Goodreads: Long May She Reign
Published: February 21, 2017
Freya was never meant be queen. Twenty third in line to the throne, she never dreamed of a life in the palace, and would much rather research in her laboratory than participate in the intrigues of court. However, when an extravagant banquet turns deadly and the king and those closest to him are poisoned, Freya suddenly finds herself on the throne.
Freya may have escaped the massacre, but she is far from safe. The nobles don’t respect her, her councillors want to control her, and with the mystery of who killed the king still unsolved, Freya knows that a single mistake could cost her the kingdom – and her life.
Freya is determined to survive, and that means uncovering the murderers herself. Until then, she can’t trust anyone. Not her advisors. Not the king’s dashing and enigmatic illegitimate son. Not even her own father, who always wanted the best for her, but also wanted more power for himself.
As Freya’s enemies close in and her loyalties are tested, she must decide if she is ready to rule and, if so, how far she is willing to go to keep the crown.
Long May She Reign is standalone fantasy nearly at its finest.* Thomas creates a captivating world with high stakes, where a girl who never wanted to be queen must find a way to hold her country together in a time of uncertainty and danger. A fine mix of romance, adventure, intrigue, and science make the fresh enough to stand out in a crowd of fantasy novels.

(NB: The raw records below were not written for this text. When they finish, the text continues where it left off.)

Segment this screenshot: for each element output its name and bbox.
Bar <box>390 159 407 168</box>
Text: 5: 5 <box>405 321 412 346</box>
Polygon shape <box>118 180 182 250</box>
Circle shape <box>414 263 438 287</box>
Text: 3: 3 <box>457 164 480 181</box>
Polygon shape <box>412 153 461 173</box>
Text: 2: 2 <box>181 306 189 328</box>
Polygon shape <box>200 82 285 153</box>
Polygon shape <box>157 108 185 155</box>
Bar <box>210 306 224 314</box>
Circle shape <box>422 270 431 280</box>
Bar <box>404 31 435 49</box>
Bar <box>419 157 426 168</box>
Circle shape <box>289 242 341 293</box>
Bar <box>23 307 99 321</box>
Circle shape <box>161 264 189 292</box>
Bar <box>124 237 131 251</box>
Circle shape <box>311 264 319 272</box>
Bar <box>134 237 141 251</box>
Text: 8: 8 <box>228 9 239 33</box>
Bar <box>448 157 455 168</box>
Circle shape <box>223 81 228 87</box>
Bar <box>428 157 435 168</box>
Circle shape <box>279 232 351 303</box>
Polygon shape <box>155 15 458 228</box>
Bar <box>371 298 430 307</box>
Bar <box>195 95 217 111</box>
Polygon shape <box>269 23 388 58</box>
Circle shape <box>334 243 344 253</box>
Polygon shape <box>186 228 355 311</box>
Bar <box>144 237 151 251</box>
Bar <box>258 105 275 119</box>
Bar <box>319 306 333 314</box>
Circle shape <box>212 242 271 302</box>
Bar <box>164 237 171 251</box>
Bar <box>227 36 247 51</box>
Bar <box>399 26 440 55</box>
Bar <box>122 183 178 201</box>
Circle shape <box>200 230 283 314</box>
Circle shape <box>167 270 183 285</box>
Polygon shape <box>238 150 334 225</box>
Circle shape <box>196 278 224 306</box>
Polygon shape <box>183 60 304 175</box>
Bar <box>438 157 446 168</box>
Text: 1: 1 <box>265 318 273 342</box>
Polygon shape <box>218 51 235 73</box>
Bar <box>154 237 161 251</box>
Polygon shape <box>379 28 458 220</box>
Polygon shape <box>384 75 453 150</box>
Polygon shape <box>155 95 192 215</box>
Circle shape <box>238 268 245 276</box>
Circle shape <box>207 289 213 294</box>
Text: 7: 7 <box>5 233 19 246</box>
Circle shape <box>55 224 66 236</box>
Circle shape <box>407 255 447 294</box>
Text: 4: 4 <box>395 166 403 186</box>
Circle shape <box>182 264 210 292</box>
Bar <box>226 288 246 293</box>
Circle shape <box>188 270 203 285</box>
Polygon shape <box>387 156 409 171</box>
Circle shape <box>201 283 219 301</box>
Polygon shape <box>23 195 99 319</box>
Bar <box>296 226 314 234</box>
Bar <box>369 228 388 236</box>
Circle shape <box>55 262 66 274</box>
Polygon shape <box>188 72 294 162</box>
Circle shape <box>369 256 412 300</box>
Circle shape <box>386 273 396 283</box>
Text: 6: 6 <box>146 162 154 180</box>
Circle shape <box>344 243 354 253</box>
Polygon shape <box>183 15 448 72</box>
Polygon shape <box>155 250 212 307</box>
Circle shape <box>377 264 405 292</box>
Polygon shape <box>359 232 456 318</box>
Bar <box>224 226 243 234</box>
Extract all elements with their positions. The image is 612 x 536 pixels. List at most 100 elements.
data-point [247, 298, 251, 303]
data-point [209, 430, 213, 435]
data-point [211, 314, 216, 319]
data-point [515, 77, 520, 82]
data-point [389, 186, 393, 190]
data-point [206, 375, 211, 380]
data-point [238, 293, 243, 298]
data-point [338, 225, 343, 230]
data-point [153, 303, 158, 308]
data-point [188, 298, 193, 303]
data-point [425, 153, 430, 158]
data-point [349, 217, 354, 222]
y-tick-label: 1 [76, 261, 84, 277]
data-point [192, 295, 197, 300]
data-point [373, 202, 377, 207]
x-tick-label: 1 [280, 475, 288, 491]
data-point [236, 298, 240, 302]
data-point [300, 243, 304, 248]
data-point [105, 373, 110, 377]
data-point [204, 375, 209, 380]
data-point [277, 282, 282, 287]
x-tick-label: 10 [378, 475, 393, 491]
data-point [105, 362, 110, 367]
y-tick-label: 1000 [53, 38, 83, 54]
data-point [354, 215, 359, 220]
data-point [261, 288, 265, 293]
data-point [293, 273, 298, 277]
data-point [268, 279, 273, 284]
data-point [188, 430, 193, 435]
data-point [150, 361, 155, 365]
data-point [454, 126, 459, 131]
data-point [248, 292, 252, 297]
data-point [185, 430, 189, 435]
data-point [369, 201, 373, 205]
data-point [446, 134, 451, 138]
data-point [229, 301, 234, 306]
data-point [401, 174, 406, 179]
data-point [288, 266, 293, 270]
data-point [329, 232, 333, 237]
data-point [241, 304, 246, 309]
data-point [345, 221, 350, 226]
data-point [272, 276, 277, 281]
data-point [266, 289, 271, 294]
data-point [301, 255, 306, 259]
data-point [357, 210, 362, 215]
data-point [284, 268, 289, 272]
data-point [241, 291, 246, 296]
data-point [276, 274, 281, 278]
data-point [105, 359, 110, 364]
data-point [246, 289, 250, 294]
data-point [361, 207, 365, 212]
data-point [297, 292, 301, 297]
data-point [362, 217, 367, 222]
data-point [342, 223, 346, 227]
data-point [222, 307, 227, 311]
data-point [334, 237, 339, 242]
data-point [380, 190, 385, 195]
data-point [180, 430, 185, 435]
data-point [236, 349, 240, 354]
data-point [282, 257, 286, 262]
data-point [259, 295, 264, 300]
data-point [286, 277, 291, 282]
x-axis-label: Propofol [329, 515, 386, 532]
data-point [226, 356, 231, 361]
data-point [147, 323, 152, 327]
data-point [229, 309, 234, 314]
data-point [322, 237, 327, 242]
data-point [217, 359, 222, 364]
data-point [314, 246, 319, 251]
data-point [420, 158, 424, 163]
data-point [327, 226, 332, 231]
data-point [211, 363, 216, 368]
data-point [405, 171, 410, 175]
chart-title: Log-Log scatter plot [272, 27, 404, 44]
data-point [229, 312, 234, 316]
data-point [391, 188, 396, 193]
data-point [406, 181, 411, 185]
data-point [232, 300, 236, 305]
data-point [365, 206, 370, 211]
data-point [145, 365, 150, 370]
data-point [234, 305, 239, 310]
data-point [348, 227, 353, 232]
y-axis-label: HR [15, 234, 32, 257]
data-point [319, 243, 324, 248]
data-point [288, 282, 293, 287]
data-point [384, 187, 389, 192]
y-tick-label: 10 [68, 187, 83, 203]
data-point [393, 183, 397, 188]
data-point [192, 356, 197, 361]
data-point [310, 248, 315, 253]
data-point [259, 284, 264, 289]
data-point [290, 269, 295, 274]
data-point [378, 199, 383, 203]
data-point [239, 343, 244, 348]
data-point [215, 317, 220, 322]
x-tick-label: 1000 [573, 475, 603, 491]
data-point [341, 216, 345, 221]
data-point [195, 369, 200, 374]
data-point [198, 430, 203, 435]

“Strong female character” has been a buzz phrase probably since readers were introduced to Katniss Everdeen, but the term fits Freya like a glove–all the more because Freya herself probably would not think so. As twenty-third in line to inherit the throne, Freya never considered herself important. She never paid attention to the rules of etiquette and the gossip of the course; she focused on her friendship and pursuing her passion of scientific research. So when she’s thrust upon the throne without warning, she’s uncertain. But watching her rise to the occasion and figure out how to use her personal strengths to succeed, instead of trying to emulate other people, is a great pleasure.
The plot is well-placed, and it wonderfully combines mystery with intrigue and looming war. There is also a dash of romance, though it’s not the focus of the story, and Freya’s personal growth arc. Something is always happening, but not too much, and I felt events were only rushed with one of the scenes near the end. And while I had some guesses who was responsible for the massacre that opens the novel, I was pleased that Thomas kept me unsure and altering my hunch.
Additionally, the book is smart, and not just because Freya is an accomplished scientist. Thomas delves into the intricacies of managing a kingdom, from taxes to people management to battle strategies. It felt as though a lot of research went into the book but it all came out naturally on the page. I like books where I feel like I have learned new things or where I can tell that the author knows a lot about their own genre and topic; this is one them.
At some point while reading, I considered giving the novel five stars but decided not to because there are a couple well-worn YA cliches thrown in that I could have done without. Yet for the most part, the plot kept me on my toes and a much of it was unique. This may end up being one of my favorite reads of the year.
*I know some readers have been disappointed because it’s not necessarily flashy high fantasy with hand waving powers and magical creatures. The fantasy element is that it happens in an invented world that, like much fantasy, is set in some time that’s somewhere between medieval and Regency in inspiration. Personally, I don’t think “fantasy” necessitates magic, so as long as you’re not expecting any, you should be fine on that count.